LOUIS “KING KONG” ORTIZ at 6:04 was 343-19 as an amateur. In 2005 he won the PAN AM championships. In 2010 he came to Miami, FL, and won 5 minor titles as a professional in 2010 the FECARBOX, 2011 the Fedelatin, in 2012 the Inter-American, WBC and WBO Latino titles. In 2015 he won the interim WBA World title. He is currently 27-0-2 nc’s (23). He is the current No. 1 WBA, No. 2 WBC and No. 6 IBF contender at 37 turning 38 this month.

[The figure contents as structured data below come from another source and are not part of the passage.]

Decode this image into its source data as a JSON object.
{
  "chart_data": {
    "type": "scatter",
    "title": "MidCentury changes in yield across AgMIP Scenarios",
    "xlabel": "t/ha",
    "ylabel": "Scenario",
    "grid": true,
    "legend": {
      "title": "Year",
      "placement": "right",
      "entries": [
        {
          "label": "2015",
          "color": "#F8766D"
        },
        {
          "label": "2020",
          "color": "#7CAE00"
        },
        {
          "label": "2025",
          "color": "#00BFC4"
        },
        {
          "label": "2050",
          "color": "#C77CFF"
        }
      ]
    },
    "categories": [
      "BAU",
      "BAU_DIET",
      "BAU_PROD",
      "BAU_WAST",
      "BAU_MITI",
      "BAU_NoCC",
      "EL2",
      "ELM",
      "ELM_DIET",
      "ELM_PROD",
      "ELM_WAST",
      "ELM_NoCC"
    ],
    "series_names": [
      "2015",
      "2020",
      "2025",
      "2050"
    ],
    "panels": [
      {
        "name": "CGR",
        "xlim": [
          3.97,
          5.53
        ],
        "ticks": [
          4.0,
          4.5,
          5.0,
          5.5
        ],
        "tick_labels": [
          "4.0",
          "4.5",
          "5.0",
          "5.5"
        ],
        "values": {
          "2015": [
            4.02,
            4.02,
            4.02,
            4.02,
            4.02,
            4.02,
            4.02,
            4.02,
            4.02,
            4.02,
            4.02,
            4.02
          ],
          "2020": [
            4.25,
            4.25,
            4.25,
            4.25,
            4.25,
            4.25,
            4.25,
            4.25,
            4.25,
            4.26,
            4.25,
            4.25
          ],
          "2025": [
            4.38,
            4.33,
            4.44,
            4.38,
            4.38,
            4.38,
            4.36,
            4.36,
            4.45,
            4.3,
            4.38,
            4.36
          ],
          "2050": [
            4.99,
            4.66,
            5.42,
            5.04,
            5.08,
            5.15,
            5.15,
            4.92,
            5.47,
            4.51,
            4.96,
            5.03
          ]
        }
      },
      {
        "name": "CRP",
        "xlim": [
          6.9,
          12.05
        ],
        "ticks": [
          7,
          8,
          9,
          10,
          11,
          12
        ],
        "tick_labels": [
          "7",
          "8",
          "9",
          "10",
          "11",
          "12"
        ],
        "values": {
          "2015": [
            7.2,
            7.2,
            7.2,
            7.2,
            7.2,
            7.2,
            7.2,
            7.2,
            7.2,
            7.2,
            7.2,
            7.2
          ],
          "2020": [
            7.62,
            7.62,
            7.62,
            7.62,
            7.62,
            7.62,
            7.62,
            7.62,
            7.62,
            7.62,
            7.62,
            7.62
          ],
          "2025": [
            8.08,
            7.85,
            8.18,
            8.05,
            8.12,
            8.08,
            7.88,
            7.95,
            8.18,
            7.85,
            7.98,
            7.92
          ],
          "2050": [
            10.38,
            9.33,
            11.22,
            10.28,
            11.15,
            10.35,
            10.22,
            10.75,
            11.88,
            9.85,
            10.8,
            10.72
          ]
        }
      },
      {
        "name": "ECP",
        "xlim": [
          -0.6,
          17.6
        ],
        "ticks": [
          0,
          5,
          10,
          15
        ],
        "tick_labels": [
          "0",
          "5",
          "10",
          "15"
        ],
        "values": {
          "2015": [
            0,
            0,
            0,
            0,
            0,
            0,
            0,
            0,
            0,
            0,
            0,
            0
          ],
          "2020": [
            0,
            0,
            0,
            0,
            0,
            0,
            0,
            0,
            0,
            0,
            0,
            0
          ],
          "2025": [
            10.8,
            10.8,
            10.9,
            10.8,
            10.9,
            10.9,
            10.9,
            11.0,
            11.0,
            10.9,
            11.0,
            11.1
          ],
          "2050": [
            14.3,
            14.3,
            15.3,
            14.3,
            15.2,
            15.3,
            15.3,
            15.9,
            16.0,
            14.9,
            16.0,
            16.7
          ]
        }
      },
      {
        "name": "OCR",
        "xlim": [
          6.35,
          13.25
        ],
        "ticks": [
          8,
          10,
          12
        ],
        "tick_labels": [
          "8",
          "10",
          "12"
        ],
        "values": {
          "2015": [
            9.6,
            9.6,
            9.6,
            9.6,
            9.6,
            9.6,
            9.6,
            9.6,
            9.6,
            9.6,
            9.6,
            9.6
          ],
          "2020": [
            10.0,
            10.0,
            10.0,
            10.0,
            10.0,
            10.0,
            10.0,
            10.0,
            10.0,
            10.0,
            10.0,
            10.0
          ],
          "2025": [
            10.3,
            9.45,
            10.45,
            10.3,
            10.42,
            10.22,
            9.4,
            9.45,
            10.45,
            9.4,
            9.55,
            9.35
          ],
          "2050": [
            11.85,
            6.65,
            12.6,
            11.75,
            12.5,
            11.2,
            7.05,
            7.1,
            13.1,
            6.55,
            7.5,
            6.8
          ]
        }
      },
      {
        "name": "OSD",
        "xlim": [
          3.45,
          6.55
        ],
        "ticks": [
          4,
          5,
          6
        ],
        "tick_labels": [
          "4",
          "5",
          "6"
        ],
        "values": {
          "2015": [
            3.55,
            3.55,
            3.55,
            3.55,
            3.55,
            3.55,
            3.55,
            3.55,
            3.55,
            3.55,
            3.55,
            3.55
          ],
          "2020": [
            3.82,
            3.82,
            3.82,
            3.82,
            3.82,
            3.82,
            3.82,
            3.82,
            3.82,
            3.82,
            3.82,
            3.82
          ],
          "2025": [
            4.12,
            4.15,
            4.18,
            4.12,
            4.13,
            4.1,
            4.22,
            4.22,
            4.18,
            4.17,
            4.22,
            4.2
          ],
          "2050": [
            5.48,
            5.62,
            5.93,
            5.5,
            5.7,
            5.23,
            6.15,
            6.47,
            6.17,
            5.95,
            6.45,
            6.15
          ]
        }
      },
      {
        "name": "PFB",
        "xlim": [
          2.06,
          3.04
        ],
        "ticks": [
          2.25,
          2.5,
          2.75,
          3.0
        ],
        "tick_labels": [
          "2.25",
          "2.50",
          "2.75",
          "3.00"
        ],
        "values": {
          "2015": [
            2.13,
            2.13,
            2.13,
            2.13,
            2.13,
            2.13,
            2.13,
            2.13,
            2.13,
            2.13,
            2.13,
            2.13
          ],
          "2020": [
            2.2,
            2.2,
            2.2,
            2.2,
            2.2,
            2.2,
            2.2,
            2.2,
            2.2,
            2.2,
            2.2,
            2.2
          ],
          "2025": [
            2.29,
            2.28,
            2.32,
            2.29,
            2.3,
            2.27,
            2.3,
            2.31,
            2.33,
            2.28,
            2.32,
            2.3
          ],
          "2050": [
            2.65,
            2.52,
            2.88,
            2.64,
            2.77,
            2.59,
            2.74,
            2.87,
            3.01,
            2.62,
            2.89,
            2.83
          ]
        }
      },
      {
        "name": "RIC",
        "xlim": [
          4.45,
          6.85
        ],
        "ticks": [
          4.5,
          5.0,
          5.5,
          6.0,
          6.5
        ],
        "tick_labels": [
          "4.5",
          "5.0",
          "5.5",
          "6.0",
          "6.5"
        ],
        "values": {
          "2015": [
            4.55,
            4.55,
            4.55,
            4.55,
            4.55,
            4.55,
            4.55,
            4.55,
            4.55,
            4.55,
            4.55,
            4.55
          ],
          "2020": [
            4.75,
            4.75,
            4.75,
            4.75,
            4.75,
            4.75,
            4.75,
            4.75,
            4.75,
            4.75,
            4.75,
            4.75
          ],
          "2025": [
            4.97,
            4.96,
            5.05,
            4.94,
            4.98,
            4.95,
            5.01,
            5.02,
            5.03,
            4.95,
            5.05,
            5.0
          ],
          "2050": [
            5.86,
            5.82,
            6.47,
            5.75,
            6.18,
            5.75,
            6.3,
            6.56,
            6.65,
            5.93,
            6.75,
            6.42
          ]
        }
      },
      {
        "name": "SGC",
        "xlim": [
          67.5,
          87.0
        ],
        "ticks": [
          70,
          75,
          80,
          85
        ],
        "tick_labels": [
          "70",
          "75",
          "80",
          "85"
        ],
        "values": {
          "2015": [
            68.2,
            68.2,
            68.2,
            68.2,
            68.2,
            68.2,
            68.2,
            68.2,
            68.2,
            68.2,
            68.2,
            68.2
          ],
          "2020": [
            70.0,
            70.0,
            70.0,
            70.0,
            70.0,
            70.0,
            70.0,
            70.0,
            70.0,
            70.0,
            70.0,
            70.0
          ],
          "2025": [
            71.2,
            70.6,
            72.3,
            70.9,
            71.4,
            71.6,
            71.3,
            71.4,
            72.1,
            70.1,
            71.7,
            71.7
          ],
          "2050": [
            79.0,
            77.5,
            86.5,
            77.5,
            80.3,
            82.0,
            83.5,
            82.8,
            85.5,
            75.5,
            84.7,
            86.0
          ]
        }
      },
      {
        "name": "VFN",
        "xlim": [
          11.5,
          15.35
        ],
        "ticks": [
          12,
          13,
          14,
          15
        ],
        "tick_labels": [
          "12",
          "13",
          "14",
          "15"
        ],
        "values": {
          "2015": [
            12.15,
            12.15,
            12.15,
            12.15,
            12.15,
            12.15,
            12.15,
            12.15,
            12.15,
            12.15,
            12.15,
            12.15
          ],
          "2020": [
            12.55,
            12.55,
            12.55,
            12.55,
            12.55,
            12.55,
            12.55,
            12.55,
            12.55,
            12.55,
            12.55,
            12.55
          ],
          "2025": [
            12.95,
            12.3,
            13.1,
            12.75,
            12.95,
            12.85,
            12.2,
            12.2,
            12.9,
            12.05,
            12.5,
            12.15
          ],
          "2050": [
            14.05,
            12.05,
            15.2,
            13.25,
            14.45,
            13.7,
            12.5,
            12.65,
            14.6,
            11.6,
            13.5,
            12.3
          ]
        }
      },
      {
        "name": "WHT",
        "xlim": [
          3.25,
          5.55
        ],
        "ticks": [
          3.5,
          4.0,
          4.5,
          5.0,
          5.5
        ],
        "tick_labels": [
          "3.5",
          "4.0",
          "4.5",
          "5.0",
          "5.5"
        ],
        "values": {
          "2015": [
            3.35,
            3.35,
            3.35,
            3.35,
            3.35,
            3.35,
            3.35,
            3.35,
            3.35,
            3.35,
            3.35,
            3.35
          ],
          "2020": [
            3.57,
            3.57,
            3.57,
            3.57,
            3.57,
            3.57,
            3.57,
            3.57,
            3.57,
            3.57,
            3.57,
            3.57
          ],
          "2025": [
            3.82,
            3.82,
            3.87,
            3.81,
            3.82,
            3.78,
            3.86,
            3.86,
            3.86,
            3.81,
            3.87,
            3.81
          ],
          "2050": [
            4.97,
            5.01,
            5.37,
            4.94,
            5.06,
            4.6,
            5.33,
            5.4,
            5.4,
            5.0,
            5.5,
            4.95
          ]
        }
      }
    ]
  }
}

NANCIO CARRILLO represented Cuba in the 1968 Olympics losing in the first round to East German Bernd Anders.
Other Cuban heavyweight professionals: Nino Valdez, 48-18-3 (36), OmelioAgramonte, 50-21 (32), Federico Malibran, 34-22-1 (25), Antolin Fierro, 8-8 (8), Santiago Esparraguera, 46-21-4 (42), RoleauxSaguero, 25-21-1 (23), Goyito Rico, 28-12-1 (25), Young John Herrera, 42-22-3 (28) and trained Stevenson, Elieser Castillo, 30-7-2 (17), Julio Mederos, 21-19-3 (14) who was managed by Jake LaMottaand Jose Ribalta, 38-1-1 (27), 55-8 (26) as an amateur in Cuba.